A Câmara Municipal aprovou a norma nesta quinta-feira (26), com 12 votos favoráveis e quatro contrários. A votação ocorreu na véspera das partidas da Copa Brasil Feminina no Ginásio Moringão, em Londrina.
Segundo a CBV, a lei interfere diretamente nas semifinais da Copa Brasil Feminina, que serão disputadas neste fim de semana em Londrina. A entidade informou ao STF que a proibição atinge a atleta Tifanny Abreu, do Osasco São Cristóvão Saúde, que já estava regularmente inscrita na competição.

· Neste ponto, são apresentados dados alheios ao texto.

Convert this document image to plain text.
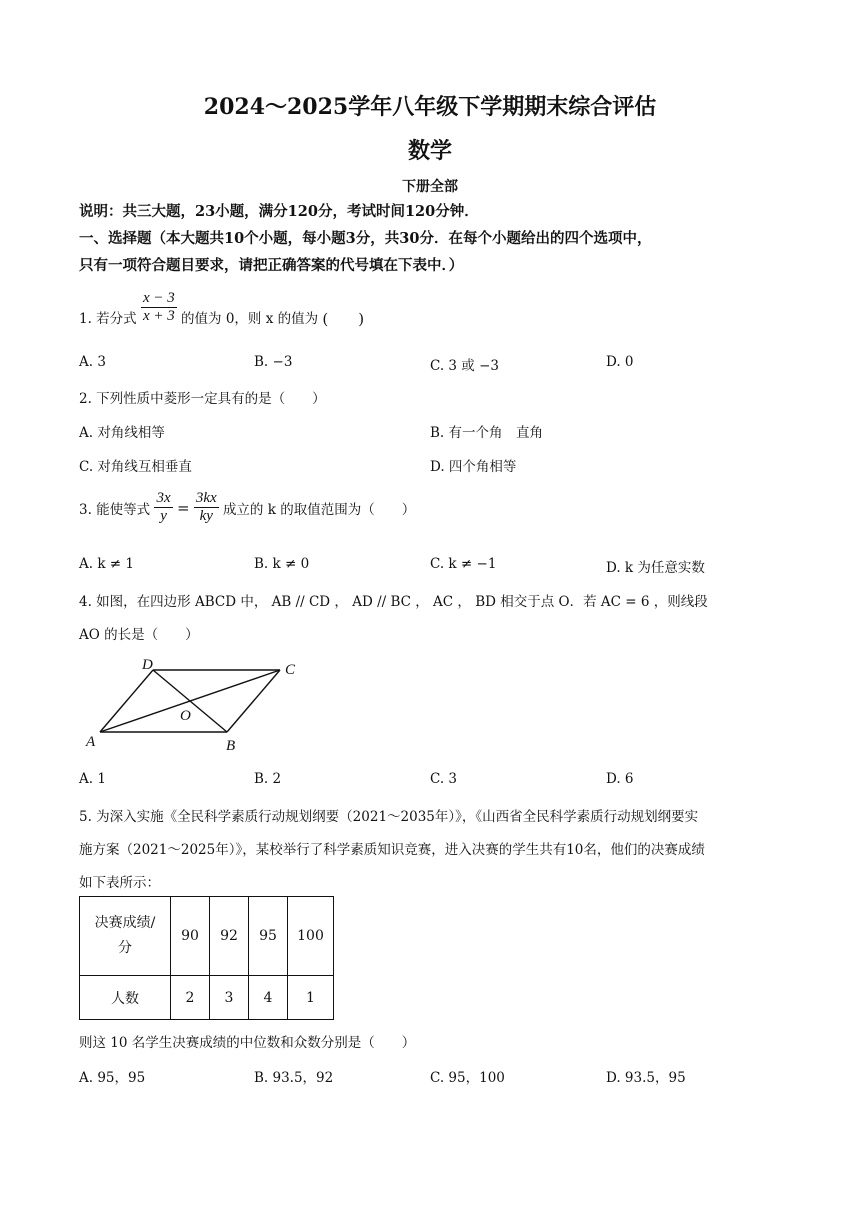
2024～2025学年八年级下学期期末综合评估
数学
下册全部
说明：共三大题，23小题，满分120分，考试时间120分钟．
一、选择题（本大题共10个小题，每小题3分，共30分．在每个小题给出的四个选项中，
只有一项符合题目要求，请把正确答案的代号填在下表中．）
1. 若分式 $\frac{x - 3}{x + 3}$ 的值为 0，则 x 的值为 (　　)
A. 3	B. −3	C. 3 或 −3	D. 0
2. 下列性质中菱形一定具有的是（　　）
A. 对角线相等	B. 有一个角　直角
C. 对角线互相垂直	D. 四个角相等
3. 能使等式 $\frac{3x}{y} = \frac{3kx}{ky}$ 成立的 k 的取值范围为（　　）
A. k ≠ 1	B. k ≠ 0	C. k ≠ −1	D. k 为任意实数
4. 如图，在四边形 ABCD 中， AB // CD ， AD // BC ， AC ， BD 相交于点 O．若 AC = 6 ，则线段
AO 的长是（　　）
A	B
C
D
O
A. 1	B. 2	C. 3	D. 6
5. 为深入实施《全民科学素质行动规划纲要（2021～2035年）》，《山西省全民科学素质行动规划纲要实
施方案（2021～2025年）》，某校举行了科学素质知识竞赛，进入决赛的学生共有10名，他们的决赛成绩
如下表所示：
决赛成绩/
分	90	92	95	100
人数	2	3	4	1
则这 10 名学生决赛成绩的中位数和众数分别是（　　）
A. 95，95	B. 93.5，92	C. 95，100	D. 93.5，95
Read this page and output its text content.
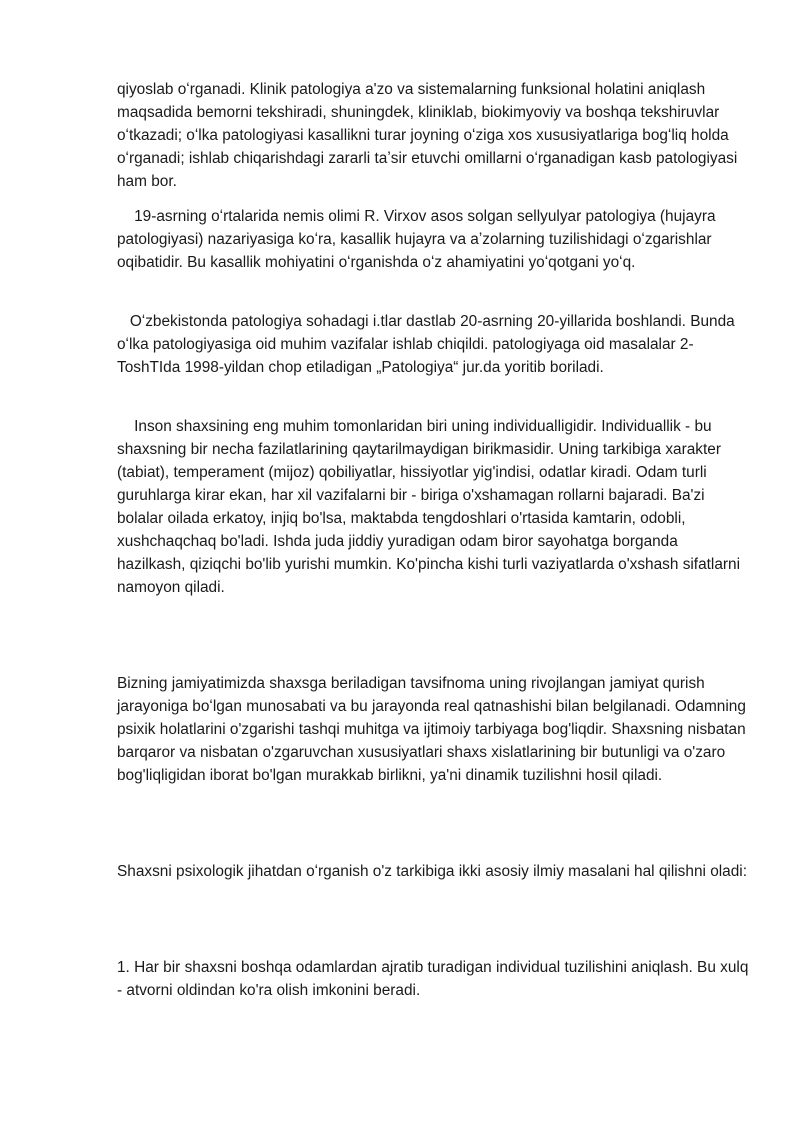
qiyoslab oʻrganadi. Klinik patologiya a'zo va sistemalarning funksional holatini aniqlash maqsadida bemorni tekshiradi, shuningdek, kliniklab, biokimyoviy va boshqa tekshiruvlar oʻtkazadi; oʻlka patologiyasi kasallikni turar joyning oʻziga xos xususiyatlariga bogʻliq holda oʻrganadi; ishlab chiqarishdagi zararli taʼsir etuvchi omillarni oʻrganadigan kasb patologiyasi ham bor.

19-asrning oʻrtalarida nemis olimi R. Virxov asos solgan sellyulyar patologiya (hujayra patologiyasi) nazariyasiga koʻra, kasallik hujayra va aʼzolarning tuzilishidagi oʻzgarishlar oqibatidir. Bu kasallik mohiyatini oʻrganishda oʻz ahamiyatini yoʻqotgani yoʻq.

Oʻzbekistonda patologiya sohadagi i.tlar dastlab 20-asrning 20-yillarida boshlandi. Bunda oʻlka patologiyasiga oid muhim vazifalar ishlab chiqildi. patologiyaga oid masalalar 2-ToshTIda 1998-yildan chop etiladigan „Patologiya“ jur.da yoritib boriladi.

Inson shaxsining eng muhim tomonlaridan biri uning individualligidir. Individuallik - bu shaxsning bir necha fazilatlarining qaytarilmaydigan birikmasidir. Uning tarkibiga xarakter (tabiat), temperament (mijoz) qobiliyatlar, hissiyotlar yig'indisi, odatlar kiradi. Odam turli guruhlarga kirar ekan, har xil vazifalarni bir - biriga o'xshamagan rollarni bajaradi. Ba'zi bolalar oilada erkatoy, injiq bo'lsa, maktabda tengdoshlari o'rtasida kamtarin, odobli, xushchaqchaq bo'ladi. Ishda juda jiddiy yuradigan odam biror sayohatga borganda hazilkash, qiziqchi bo'lib yurishi mumkin. Ko'pincha kishi turli vaziyatlarda o'xshash sifatlarni namoyon qiladi.

Bizning jamiyatimizda shaxsga beriladigan tavsifnoma uning rivojlangan jamiyat qurish jarayoniga boʻlgan munosabati va bu jarayonda real qatnashishi bilan belgilanadi. Odamning psixik holatlarini o'zgarishi tashqi muhitga va ijtimoiy tarbiyaga bog'liqdir. Shaxsning nisbatan barqaror va nisbatan o'zgaruvchan xususiyatlari shaxs xislatlarining bir butunligi va o'zaro bog'liqligidan iborat bo'lgan murakkab birlikni, ya'ni dinamik tuzilishni hosil qiladi.

Shaxsni psixologik jihatdan oʻrganish o'z tarkibiga ikki asosiy ilmiy masalani hal qilishni oladi:

1. Har bir shaxsni boshqa odamlardan ajratib turadigan individual tuzilishini aniqlash. Bu xulq - atvorni oldindan ko'ra olish imkonini beradi.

Tifanny Abreu é a primeira mulher transgênero a disputar competições nacionais de vôlei no país. O Osasco tem partida marcada para esta sexta-feira (27) contra o Sesc RJ Flamengo, no Moringão.
Ao solicitar a suspensão da lei, a confederação afirmou que a atleta estava devidamente registrada e apta a atuar, tendo participado das partidas anteriores sem intercorrências, conforme os regulamentos e normas de registro estabelecidos pela CBV. A entidade declarou que autoriza a participação de atletas trans nas competições nacionais, desde que cumpridos os requisitos previstos na política de elegibilidade.

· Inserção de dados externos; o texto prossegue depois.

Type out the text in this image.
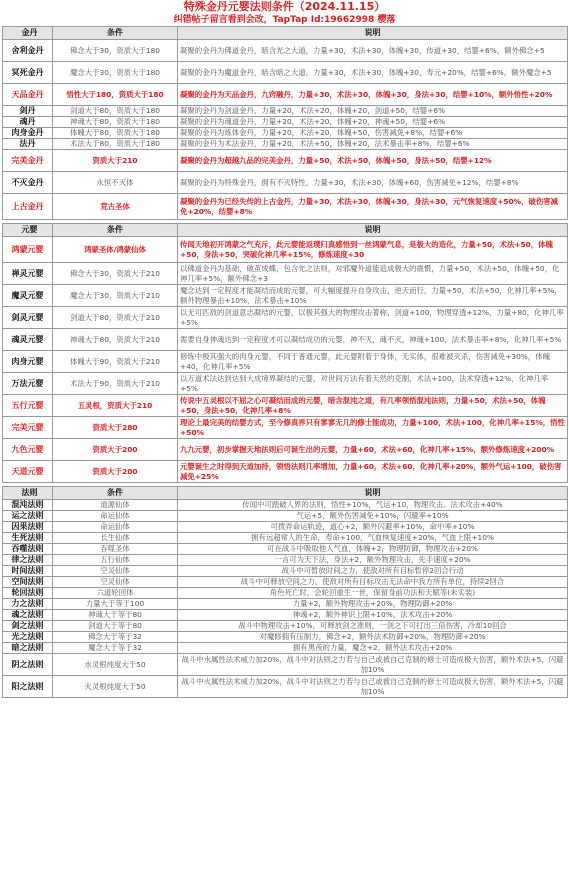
特殊金丹元婴法则条件（2024.11.15）
纠错帖子留言看到会改，TapTap Id:19662998 樱落
金丹	条件	说明
舍利金丹	佛念大于30，资质大于180	凝聚的金丹为佛道金丹，暗含光之大道，力量+30，术法+30，体魄+30，传道+30，结婴+6%，额外佛念+5
冥死金丹	魔念大于30，资质大于180	凝聚的金丹为魔道金丹，暗含暗之大道，力量+30，术法+30，体魄+30，寿元+20%，结婴+6%，额外魔念+5
天品金丹	悟性大于180，资质大于180	凝聚的金丹为天品金丹，九窍融丹，力量+30，术法+30，体魄+30，身法+30，结婴+10%，额外悟性+20%
剑丹	剑道大于80，资质大于180	凝聚的金丹为剑道金丹，力量+20，术法+20，体魄+20，剑道+50，结婴+6%
魂丹	神魂大于80，资质大于180	凝聚的金丹为魂道金丹，力量+20，术法+20，体魄+20，神魂+50，结婴+6%
肉身金丹	体魄大于80，资质大于180	凝聚的金丹为炼体金丹，力量+20，术法+20，体魄+50，伤害减免+8%，结婴+6%
法丹	术法大于80，资质大于180	凝聚的金丹为术法金丹，力量+20，术法+50，体魄+20，法术暴击率+8%，结婴+6%
完美金丹	资质大于210	凝聚的金丹为超越九品的完美金丹，力量+50，术法+50，体魄+50，身法+50，结婴+12%
不灭金丹	永恒不灭体	凝聚的金丹为特殊金丹，拥有不灭特性，力量+30，术法+30，体魄+60，伤害减免+12%，结婴+8%
上古金丹	荒古圣体	凝聚的金丹为已经失传的上古金丹，力量+30，术法+30，体魄+30，身法+30，元气恢复速度+50%，破伤害减免+20%，结婴+8%
元婴	条件	说明
鸿蒙元婴	鸿蒙圣体/鸿蒙仙体	传闻天地初开鸿蒙之气充斥，此元婴能返璞归真感悟到一丝鸿蒙气息，是极大的造化，力量+50，术法+50，体魄+50，身法+50，突破化神几率+15%，修炼速度+30
禅灵元婴	佛念大于30，资质大于210	以佛道金丹为基础，破茧成蝶，包含光之法则，对邪魔外道能造成极大的震慑，力量+50，术法+50，体魄+50，化神几率+5%，额外佛念+3
魔灵元婴	魔念大于30，资质大于210	魔念达到一定程度才能凝结而成的元婴，可大幅度提升自身攻击，逆天而行，力量+50，术法+50，化神几率+5%，额外物理暴击+10%，法术暴击+10%
剑灵元婴	剑道大于80，资质大于210	以无可匹敌的剑道意志凝结的元婴，以极其强大的物理攻击著称，剑道+100，物理穿透+12%，力量+80，化神几率+5%
魂灵元婴	神魂大于80，资质大于210	需要自身神魂达到一定程度才可以凝结成功的元婴，神不灭，魂不灭，神魂+100，法术暴击率+8%，化神几率+5%
肉身元婴	体魄大于90，资质大于210	修炼中极其强大的肉身元婴，不同于普通元婴，此元婴附着于身体，无实体，很难被灭杀，伤害减免+30%，体魄+40，化神几率+5%
万法元婴	术法大于90，资质大于210	以万道术法达到达到大成境界凝结的元婴，对世间万法有着天然的克制，术法+100，法术穿透+12%，化神几率+5%
五行元婴	五灵根，资质大于210	传说中五灵根以不屈之心可凝结而成的元婴，暗含混沌之道，有几率领悟混沌法则，力量+50，术法+50，体魄+50，身法+50，化神几率+8%
完美元婴	资质大于280	理论上最完美的结婴方式，至今修真界只有寥寥无几的修士能成功，力量+100，术法+100，化神几率+15%，悟性+50%
九色元婴	资质大于200	九九元婴，初步掌握天地法则后可诞生出的元婴，力量+60，术法+60，化神几率+15%，额外修炼速度+200%
天道元婴	资质大于200	元婴诞生之时得到天道加持，领悟法则几率增加，力量+60，术法+60，化神几率+20%，额外气运+100，破伤害减免+25%
法则	条件	说明
混沌法则	道源仙体	传闻中可踏破人界的法则，悟性+10%，气运+10，物理攻击、法术攻击+40%
运之法则	命运仙体	气运+5，额外伤害减免+10%，闪避率+10%
因果法则	命运仙体	可拨弄命运轨迹，道心+2，额外闪避率+10%，命中率+10%
生死法则	长生仙体	拥有远超常人的生命，寿命+100，气血恢复速度+20%，气血上限+10%
吞噬法则	吞噬圣体	可在战斗中吸取他人气血，体魄+2，物理防御，物理攻击+20%
律之法则	五行仙体	一言可为天下法，身法+2，额外物理攻击，先手速度+20%
时间法则	空灵仙体	战斗中可暂放时间之力，使敌对所有目标暂停2回合行动
空间法则	空灵仙体	战斗中可释放空间之力，使敌对所有目标攻击无法命中我方所有单位，持续2回合
轮回法则	六道轮回体	角色死亡时，会轮回重生一世，保留身前功法和天赋等(未实装)
力之法则	力量大于等于100	力量+2，额外物理攻击+20%，物理防御+20%
魂之法则	神魂大于等于80	神魂+2，额外神识上限+10%，法术攻击+20%
剑之法则	剑道大于等于80	战斗中物理攻击+10%，可释放剑之准则，一剑之下可打出三倍伤害，冷却10回合
光之法则	佛念大于等于32	对魔修拥有压制力，佛念+2，额外法术防御+20%，物理防御+20%
暗之法则	魔念大于等于32	拥有黑夜的力量，魔念+2，额外法术攻击+20%
阴之法则	水灵根纯度大于50	战斗中水属性法术威力加20%，战斗中对法则之力若与自己或被自己克制的修士可造成极大伤害，额外术法+5，闪避加10%
阳之法则	火灵根纯度大于50	战斗中火属性法术威力加20%，战斗中对法则之力若与自己或被自己克制的修士可造成极大伤害，额外术法+5，闪避加10%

A ação que questiona a lei municipal é relatada pela ministra Cármen Lúcia.
Jessicão
A ação tem como base a Lei Municipal nº 13.770/2024, de autoria da vereadora Jéssica Ramos Moreno (PP), conhecida pelo apelido “Jessicão”, que já se assumiu como uma mulher lésbica. O texto proíbe a participação de atleta identificado em desacordo com o sexo biológico de nascimento em equipes, competições, eventos e disputas esportivas realizadas no município.

Em nota, o Osasco São Cristóvão Saúde informou que Tifanny atua profissionalmente há mais de oito anos, cumpre os critérios médicos estabelecidos pela CBV e mantém conduta profissional. O clube declarou que apoia a atleta e defende o direito ao exercício da profissão, nos termos da legislação vigente.